As I understand insurance, it's original purpose was to share risk so that any single large calamity would not destroy a company or person's finances not as an engine of profit. Shippers would band together and pool their money so if a ship was lost, the ship's owner(s) could continue in business.
Today, publicly traded insurance company's primary fiduciary responsibility is to it's shareholders so wouldn't it be not only immoral, but unethical and illegal, for an insurance company executive not to take actions denying as many claims as possible? Examples of such actions include paying bonuses for claims denials or policy rescission for any reason whenever and wherever profits may be adversely affected. Insurance companies take these actions regardless of the consequences to the insured and even when illegal.
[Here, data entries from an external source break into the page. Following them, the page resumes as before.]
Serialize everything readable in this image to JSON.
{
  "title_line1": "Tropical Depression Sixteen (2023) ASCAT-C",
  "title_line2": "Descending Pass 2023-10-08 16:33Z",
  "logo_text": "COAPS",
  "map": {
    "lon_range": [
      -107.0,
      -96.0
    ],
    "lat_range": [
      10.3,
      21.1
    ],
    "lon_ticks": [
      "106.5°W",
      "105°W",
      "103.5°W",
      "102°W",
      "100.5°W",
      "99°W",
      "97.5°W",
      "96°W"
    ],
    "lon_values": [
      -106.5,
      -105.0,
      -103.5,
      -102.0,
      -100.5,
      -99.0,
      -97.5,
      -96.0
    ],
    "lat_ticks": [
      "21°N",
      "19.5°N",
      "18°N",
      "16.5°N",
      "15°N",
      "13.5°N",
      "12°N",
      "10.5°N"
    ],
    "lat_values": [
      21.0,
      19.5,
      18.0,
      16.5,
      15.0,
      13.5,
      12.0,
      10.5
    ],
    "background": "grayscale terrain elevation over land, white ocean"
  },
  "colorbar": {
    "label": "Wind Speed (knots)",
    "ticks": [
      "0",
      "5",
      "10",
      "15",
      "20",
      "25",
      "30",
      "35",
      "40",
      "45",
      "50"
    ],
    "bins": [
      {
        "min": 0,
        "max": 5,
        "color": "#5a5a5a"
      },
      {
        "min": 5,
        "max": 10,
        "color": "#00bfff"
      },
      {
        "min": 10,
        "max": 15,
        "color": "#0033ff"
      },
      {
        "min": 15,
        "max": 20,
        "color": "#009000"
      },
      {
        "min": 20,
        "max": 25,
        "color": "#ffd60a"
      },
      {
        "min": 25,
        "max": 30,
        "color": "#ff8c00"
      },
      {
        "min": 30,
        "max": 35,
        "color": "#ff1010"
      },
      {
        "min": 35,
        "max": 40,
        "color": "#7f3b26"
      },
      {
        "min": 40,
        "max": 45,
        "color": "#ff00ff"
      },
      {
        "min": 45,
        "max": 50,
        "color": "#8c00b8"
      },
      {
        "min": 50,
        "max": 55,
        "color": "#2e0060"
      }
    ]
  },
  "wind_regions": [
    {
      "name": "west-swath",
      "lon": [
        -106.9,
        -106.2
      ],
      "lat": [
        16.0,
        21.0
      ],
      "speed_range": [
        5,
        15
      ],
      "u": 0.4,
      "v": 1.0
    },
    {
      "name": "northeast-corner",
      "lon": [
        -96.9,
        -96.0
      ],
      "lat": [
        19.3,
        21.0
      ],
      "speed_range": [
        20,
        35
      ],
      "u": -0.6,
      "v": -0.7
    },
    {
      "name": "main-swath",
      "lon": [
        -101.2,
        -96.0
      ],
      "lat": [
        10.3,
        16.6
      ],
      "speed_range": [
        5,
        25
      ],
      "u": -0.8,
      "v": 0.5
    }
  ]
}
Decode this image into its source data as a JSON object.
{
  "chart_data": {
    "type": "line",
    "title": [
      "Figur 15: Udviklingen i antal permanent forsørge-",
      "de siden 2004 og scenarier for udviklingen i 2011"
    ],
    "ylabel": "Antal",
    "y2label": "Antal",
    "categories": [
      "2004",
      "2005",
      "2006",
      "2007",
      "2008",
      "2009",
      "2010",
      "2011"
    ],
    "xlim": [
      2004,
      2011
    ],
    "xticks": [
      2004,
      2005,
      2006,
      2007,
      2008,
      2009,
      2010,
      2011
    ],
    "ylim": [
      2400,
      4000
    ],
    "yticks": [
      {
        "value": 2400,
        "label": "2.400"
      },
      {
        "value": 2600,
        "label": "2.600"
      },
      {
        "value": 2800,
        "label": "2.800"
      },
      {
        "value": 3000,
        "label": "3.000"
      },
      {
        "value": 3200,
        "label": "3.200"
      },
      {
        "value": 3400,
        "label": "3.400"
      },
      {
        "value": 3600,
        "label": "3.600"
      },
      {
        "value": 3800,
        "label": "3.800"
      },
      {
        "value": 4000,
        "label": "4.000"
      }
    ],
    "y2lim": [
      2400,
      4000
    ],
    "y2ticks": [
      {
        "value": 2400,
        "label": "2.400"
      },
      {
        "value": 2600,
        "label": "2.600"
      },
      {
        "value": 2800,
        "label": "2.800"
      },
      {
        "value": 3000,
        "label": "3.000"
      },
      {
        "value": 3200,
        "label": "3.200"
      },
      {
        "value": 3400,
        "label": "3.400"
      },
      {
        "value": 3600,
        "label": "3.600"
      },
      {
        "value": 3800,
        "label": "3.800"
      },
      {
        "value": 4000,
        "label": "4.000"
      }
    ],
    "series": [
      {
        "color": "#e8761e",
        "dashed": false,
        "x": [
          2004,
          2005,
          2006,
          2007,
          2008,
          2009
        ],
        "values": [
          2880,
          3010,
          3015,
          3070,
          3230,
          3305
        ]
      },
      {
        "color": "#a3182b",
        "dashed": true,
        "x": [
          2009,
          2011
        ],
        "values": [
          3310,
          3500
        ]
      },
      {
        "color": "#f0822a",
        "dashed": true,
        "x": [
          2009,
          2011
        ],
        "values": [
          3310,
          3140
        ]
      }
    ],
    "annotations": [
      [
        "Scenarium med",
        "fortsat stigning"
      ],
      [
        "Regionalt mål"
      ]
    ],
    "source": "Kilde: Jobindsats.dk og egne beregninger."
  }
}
Further, just as an automobile insurance company will go after the driver that caused an accident for damages, why are insurance companies not attempting to get companies that create added health costs to pay for those added costs?
The problem we face today with medical insurance companies, as well as with pharmaceutical and other medical companies, is that they exist to provide profit to their shareholders, not to provide health services to their customers. Just as a pharmaceutical company will bury a safer and more efficacious drug in favor of a more profitable one, health insurance companies continue to accept premiums while having full time staffs of doctors, lawyers, and bureaucrats to ensure their ability to fight and decline payments regardless of the adverse affects on the claimant and her/his family.